Kumar Garg, President, Renaissance Philanthropy
Working both for President Obama and then Eric Schmidt, Kumar has been active in building out the field of learning engineering, which sits at the intersection of learning science and computer science. He previously shaped science and technology policy for the Obama Administration for nearly eight years, serving in a variety of roles in the White House Office of Science and Technology Policy (OSTP). Examples include (1) the Educate to Innovate campaign, with more than $1 billion in in-kind and philanthropic investment; (2) development of major State of the Union initiatives to train 100,000 excellent STEM teachers and bring computer science to all K–12 students; and (3) creation of iconic events such as the White House Science Fair. Prior to his time in government, Kumar worked on behalf of parents and children seeking educational reform as an education lawyer and advocate. Kumar received a BA from Dartmouth College and a law degree from Yale Law School.

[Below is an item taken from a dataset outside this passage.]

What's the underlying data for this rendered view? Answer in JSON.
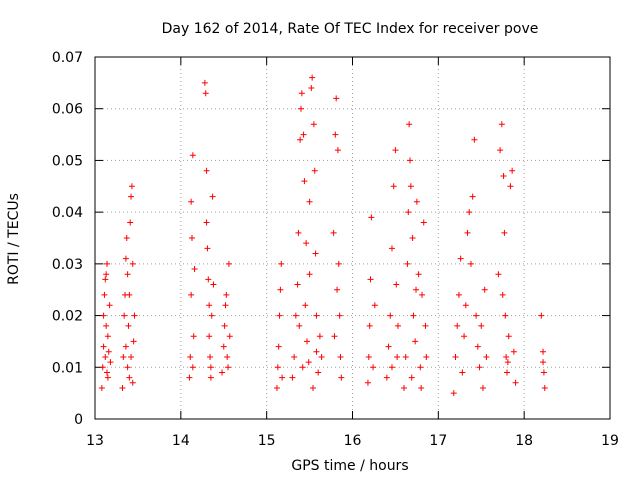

Truman Liu, Program Director, LEVI Program
As Program Director for the Learning Engineering Virtual Institute (LEVI), Truman leads program implementation, including shepherding tens of millions of dollars in grant funding, tracking grantee impact, managing stakeholders (grantees, funders, partners), and building the community. Prior to LEVI, he managed education technology programs across school districts, including for 500,000+ K - 12 students at Los Angeles Unified districtwide. He gained social impact experience by working in nonprofit and philanthropic spaces across the US, Africa, and Latin America. Previously, Truman advised Fortune 500 companies as a strategic consultant; he managed complex operations for a $50B+ merger across 10,000+ employees, stood up a Fortune 100 center of excellence to standardize processes, and implemented a $25M cost reduction strategy across three continents. Truman received his MBA / MA Education from Stanford University and his BA from Georgetown University.
Ralph Abboud, Program Scientist, LEVI Program
Ralph is a Program Scientist at the Learning Engineering Virtual Institute (LEVI), working on applying large language models (LLMs) and general AI and machine learning approaches (e.g., graph neural networks, embedding models, etc.) to support LEVI grantees in their efforts to improve middle school math education. Beyond LEVI, Ralph also acts as a technical advisor on several Learning Engineering initiatives, most prominently the design and execution of technical competitions in education. Ralph holds a D.Phil. in Computer Science from the University of Oxford, specializing in graph representation learning (GRL). Before his D.Phil., Ralph completed an M.Sc. in Computer Science at the University of Oxford, studying neural approaches for program synthesis, and a B.E. in Computer Engineering from the Lebanese American University.
The Learning Agency is an operating partner of Renaissance Philanthropy, managing the implementation of key programs like the Tools Competition and Learning Engineering Virtual Institute
Ulrich Boser, CEO, The Learning Agency
Ulrich Boser is the founder of The Learning Agency. He has been an advisor to many foundations, universities, and companies. His research and writings have been influential, and his work has been featured everywhere from the front page of USA Today to The Tonight Show. Ulrich wrote a book on the science of learning titled Learn Better that was featured in many media outlets, including Wired, Slate, Vox, Fast Company, and The Atlantic. Amazon called it “the best science book of the year.” Earlier in his career, Ulrich worked as a contributing editor for U.S. News and World Report and as a researcher for the newspaper Education Week. He graduated with honors from Dartmouth College.